Covariant Gradient Descent
Dmitry Guskov, Vitaly Vanchurin
TL;DR
This work introduces covariant gradient descent (CGD), a manifestly covariant formulation of optimization that remains consistent under arbitrary coordinate changes and in curved trainable spaces. By deriving the dynamics from a covariant force $F_\nu(t)$ and a covariant metric $g_{\mu\nu}(t)$ built from first- and second-m gradient moments, CGD unifies SGD, RMSProp, Adam, and AdaBelief as special cases and enables generalizations via full covariance. Moments are estimated with exponential moving averages, preserving linear per-iteration complexity. Empirical results on Rosenbrock and a multiplication task show that diagonal CGD and especially full CGD can surpass traditional optimizers, with the full covariance approach focusing updates in a progressively lower-dimensional subspace; the work also discusses computational challenges and future directions in leveraging off-diagonal gradient information.
Abstract
We present a manifestly covariant formulation of the gradient descent method, ensuring consistency across arbitrary coordinate systems and general curved trainable spaces.
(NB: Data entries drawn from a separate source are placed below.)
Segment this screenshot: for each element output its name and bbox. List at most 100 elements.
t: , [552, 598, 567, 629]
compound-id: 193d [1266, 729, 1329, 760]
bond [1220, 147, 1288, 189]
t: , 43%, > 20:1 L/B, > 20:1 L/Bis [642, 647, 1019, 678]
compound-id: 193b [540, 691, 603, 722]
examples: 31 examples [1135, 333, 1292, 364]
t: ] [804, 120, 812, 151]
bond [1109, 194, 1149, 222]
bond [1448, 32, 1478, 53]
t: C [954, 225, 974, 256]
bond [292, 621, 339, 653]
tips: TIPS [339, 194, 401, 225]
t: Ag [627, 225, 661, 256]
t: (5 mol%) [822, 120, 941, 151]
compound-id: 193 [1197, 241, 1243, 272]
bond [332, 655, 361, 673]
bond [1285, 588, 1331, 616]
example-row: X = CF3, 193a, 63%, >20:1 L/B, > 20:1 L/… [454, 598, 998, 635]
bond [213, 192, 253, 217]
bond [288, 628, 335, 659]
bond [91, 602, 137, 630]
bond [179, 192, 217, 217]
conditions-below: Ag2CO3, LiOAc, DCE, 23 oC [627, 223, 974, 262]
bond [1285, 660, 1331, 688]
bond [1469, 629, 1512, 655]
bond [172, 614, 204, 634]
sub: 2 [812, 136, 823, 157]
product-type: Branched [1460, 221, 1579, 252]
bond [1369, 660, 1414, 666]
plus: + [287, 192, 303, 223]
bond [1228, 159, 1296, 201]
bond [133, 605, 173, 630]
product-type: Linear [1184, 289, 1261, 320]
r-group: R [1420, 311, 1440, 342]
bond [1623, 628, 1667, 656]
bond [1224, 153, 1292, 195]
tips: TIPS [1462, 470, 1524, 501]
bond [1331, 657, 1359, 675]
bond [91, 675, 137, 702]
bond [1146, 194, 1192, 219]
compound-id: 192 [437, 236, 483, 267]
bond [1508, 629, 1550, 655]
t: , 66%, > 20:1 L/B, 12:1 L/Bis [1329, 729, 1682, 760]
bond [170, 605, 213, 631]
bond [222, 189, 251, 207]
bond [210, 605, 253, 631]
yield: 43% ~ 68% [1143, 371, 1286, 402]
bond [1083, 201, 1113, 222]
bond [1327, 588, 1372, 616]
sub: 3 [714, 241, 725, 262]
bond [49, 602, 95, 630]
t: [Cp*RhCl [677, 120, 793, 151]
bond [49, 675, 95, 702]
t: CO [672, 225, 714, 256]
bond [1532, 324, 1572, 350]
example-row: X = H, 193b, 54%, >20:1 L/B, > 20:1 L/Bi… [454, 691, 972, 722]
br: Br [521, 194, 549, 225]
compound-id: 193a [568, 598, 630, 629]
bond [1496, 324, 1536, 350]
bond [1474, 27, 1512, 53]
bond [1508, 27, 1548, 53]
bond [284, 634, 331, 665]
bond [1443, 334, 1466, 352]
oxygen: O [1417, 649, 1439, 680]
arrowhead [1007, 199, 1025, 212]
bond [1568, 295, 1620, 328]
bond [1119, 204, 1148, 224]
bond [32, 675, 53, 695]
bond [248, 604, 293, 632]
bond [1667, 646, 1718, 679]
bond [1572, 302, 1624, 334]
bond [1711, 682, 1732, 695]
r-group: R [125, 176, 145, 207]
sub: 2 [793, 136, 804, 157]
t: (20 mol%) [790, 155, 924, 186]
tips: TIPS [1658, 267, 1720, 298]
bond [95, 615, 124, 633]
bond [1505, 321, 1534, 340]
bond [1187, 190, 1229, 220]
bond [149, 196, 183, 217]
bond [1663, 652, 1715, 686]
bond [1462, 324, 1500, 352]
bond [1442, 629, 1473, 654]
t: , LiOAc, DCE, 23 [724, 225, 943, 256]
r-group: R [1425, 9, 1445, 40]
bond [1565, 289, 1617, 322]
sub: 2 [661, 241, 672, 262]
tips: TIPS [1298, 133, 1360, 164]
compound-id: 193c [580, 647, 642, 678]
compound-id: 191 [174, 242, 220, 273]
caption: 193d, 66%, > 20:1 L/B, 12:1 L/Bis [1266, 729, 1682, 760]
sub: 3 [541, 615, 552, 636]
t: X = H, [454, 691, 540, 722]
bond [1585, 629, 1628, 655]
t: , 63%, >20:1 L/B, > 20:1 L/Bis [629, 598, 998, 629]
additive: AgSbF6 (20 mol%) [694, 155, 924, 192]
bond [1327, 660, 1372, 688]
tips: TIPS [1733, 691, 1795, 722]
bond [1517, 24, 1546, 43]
The optimization dynamics is defined using a covariant force vector and a covariant metric tensor, both computed from the first and second statistical moments of the gradients. These moments are estimated through time-averaging with an exponential weight function, which preserves linear computational complexity. We show that commonly used optimization methods such as RMSProp, Adam and AdaBelief correspond to special limits of the covariant gradient descent (CGD) and demonstrate how these methods can be further generalized and improved.